As the October federal election gets closer, Conservative leader Andrew Scheer has put forward a bold plan to revamp the economy and give the Canadian energy sector a much-needed jolt.

In a speech on economic policy, Scheer promised to work towards a coast-to-coast “energy corridor” to allow for large scale transportation of Canadian oil and gas from Alberta to all parts of the country.

“With a single corridor, we could minimize environmental impacts, lower the costs of environmental assessments, increase certainty for investors, and, most importantly, get these critical projects done,” Scheer said.

Along with greatly helping the stagnating energy sector, an energy corridor would assist in meeting Scheer’s other big energy promise: energy independence for Canada by 2030.

Scheer says energy independence would end Canada’s dependence on “regimes that abuse human rights and take virtually no steps to protect the environment.”

This most notably includes Saudi Arabia, a murderous dictatorship Canada relies heavily on for oil and gas.

“An energy independent Canada would be a Canada firing on all cylinders — across all sectors and regions,” he said. “If the United States can do it, so can we.”

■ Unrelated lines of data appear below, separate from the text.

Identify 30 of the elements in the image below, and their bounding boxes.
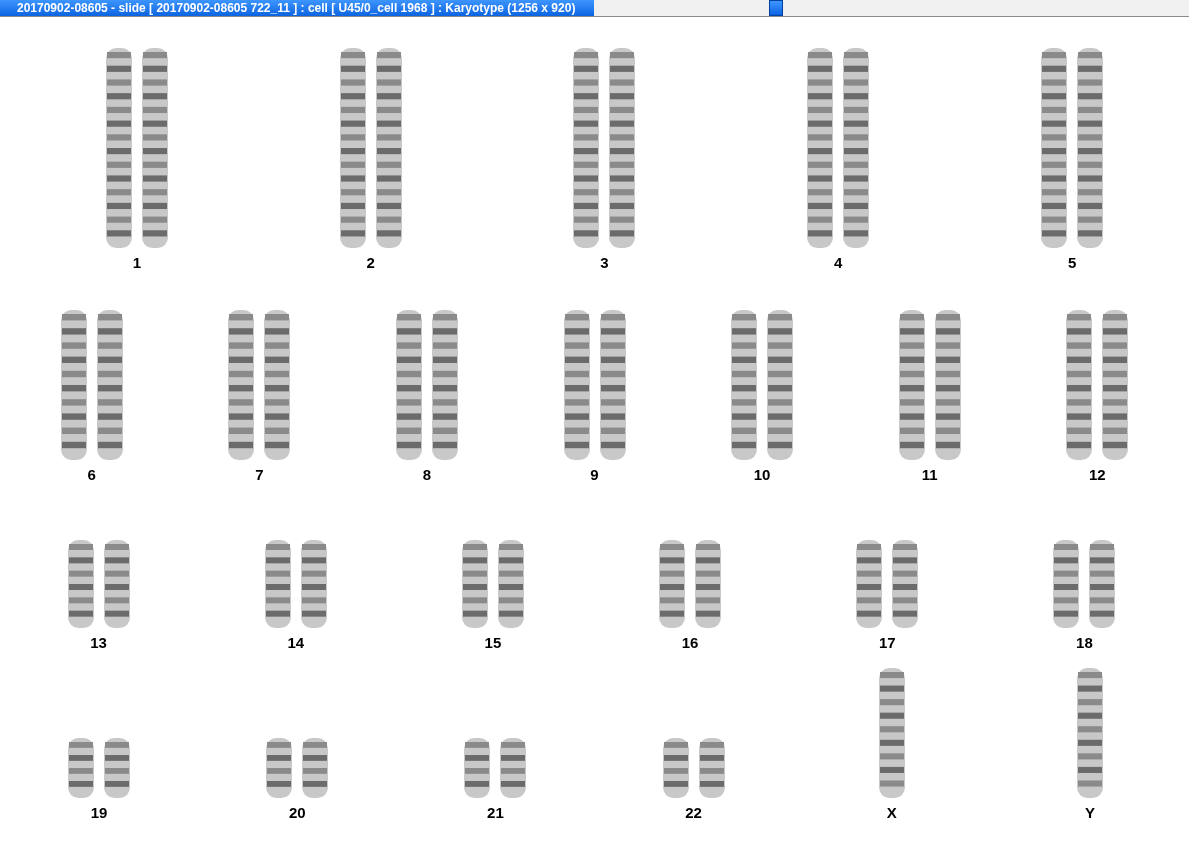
chromosome-label: 9 <box>590 466 599 484</box>
chromosome-label: 4 <box>834 254 843 272</box>
chromosome-label: 6 <box>87 466 96 484</box>
chromosome-label: 19 <box>90 804 108 822</box>
chromosome-label: 21 <box>487 804 504 822</box>
chromosome-label: X <box>886 804 897 822</box>
chromosome-label: 20 <box>288 804 306 822</box>
chromosome-pair-drawing <box>464 738 527 798</box>
chromosome-label: 10 <box>753 466 771 484</box>
chromosome-label: 22 <box>685 804 702 822</box>
chromosome-label: 5 <box>1067 254 1077 272</box>
chromosome-label: 18 <box>1076 634 1093 652</box>
chromosome-label: 12 <box>1088 466 1106 484</box>
chromosome-label: 8 <box>422 466 432 484</box>
chromosome-label: 2 <box>366 254 375 272</box>
chromosome-label: 3 <box>600 254 609 272</box>
chromosome-label: 17 <box>878 634 896 652</box>
chromosome-label: 1 <box>132 254 142 272</box>
chromosome-label: Y <box>1084 804 1095 822</box>
window-button[interactable] <box>769 0 783 16</box>
chromosome-pair-drawing <box>662 738 725 798</box>
window-title: 20170902-08605 - slide [ 20170902-08605 722_11 ] : cell [ U45/0_cell 1968 ] : Karyotype (1256 x 920) <box>0 0 594 16</box>
chromosome-label: 14 <box>287 634 305 652</box>
chromosome-pair-drawing <box>266 738 329 798</box>
chromosome-pair-drawing <box>68 738 131 798</box>
chromosome-label: 15 <box>484 634 502 652</box>
chromosome-label: 7 <box>255 466 264 484</box>
chromosome-label: 11 <box>921 466 938 484</box>
chromosome-label: 13 <box>90 634 107 652</box>
chromosome-label: 16 <box>681 634 699 652</box>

Canada is largely dependent on the United States to buy our oil, which they buy at a high discount.

An east-west corridor would both give more Canadians access to Canadian oil and open new markets abroad to export.

While Andrew Scheer’s plan would potentially help recover the $20 billion Canada lost in oil revenue, Finance Minister Bill Morneau slammed Scheer’s plan, stating that the Liberal government’s “approach to the economy is actually working”

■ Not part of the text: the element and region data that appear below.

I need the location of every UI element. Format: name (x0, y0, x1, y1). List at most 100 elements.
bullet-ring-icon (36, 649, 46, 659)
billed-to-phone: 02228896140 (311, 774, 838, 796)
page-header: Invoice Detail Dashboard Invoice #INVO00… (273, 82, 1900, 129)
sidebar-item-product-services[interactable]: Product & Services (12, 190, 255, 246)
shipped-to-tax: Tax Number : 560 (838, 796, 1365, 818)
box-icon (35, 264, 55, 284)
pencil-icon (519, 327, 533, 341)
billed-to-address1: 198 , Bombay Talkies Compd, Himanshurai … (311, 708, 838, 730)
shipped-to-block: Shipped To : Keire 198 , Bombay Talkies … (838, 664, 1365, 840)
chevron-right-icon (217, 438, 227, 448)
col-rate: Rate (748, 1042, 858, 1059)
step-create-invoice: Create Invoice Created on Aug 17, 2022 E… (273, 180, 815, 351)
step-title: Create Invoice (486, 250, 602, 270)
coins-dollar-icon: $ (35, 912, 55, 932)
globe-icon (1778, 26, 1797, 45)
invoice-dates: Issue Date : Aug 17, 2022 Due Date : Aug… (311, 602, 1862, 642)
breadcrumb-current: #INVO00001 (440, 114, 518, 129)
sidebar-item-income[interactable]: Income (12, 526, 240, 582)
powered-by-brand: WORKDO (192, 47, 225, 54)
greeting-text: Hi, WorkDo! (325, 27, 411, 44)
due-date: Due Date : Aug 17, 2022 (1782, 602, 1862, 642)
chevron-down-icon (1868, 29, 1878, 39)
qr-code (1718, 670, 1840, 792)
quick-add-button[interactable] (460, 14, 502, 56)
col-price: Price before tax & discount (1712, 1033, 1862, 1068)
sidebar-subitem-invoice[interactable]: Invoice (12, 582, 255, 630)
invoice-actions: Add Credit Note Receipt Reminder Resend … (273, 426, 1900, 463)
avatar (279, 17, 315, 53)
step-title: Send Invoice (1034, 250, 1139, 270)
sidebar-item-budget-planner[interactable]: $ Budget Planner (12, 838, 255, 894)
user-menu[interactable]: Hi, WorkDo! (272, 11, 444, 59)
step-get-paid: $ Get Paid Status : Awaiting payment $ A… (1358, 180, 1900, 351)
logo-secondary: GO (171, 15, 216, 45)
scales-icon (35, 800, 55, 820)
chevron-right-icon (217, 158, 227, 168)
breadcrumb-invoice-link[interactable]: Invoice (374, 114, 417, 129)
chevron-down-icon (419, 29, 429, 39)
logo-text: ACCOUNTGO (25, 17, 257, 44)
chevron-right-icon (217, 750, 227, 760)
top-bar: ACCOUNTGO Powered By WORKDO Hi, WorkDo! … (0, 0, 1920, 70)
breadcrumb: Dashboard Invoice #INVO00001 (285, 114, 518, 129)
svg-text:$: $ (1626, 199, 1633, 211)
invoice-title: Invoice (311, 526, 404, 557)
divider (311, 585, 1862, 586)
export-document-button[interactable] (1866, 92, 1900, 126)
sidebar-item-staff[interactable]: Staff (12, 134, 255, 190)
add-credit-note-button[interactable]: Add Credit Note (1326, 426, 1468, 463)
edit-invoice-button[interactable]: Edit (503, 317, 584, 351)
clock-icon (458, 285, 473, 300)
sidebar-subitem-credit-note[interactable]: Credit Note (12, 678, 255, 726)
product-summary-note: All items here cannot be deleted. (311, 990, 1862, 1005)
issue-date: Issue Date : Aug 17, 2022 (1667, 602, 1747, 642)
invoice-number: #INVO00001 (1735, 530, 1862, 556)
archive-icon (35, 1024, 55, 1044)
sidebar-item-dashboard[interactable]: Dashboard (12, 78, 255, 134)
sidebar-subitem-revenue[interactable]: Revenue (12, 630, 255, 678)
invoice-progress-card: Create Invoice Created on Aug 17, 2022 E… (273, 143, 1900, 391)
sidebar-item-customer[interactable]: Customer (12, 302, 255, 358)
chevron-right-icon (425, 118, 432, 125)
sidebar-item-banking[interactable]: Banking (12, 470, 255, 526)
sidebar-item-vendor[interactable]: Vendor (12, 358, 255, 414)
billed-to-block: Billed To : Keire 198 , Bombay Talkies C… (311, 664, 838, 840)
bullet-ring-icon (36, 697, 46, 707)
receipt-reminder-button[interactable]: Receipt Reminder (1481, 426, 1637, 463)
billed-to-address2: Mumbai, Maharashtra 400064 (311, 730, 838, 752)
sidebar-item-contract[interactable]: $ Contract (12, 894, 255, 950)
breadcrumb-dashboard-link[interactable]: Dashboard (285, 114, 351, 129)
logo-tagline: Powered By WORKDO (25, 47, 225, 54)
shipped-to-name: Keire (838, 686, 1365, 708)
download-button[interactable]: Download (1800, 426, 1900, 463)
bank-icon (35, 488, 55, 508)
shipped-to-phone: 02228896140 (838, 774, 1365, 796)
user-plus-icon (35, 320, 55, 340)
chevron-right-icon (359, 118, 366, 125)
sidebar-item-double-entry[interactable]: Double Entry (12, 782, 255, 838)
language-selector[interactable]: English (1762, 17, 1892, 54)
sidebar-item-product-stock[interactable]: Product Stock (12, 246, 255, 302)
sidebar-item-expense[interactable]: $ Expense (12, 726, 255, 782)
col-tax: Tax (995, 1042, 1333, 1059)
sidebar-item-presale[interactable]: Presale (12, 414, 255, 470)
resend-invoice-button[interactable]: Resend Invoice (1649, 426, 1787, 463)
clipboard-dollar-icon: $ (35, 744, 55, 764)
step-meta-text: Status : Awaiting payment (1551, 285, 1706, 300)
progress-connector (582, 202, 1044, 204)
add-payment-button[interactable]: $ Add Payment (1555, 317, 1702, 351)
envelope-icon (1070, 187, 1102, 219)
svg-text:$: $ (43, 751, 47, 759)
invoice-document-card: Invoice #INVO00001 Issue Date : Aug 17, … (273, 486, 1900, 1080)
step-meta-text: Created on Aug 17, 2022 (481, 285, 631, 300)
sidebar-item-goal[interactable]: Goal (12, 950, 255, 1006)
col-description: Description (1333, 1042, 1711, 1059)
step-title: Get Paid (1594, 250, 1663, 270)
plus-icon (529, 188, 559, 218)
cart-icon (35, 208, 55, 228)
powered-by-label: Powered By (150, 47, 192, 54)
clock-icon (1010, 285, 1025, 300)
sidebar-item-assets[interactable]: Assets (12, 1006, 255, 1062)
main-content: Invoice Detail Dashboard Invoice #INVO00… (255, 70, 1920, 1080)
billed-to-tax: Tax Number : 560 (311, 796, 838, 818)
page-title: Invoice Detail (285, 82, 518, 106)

Despite Morneau’s assertion, recent surveys reveal the opposite: that nearly half of Canadians are less than $200 away from insolvency and another 26%  have no money left at the end of each month after paying their bills.

While the Liberals claim “sunny ways,” Scheer says ordinary Canadians are worried about their financial situation and that that is the only real assessment of this government’s handling of the economy.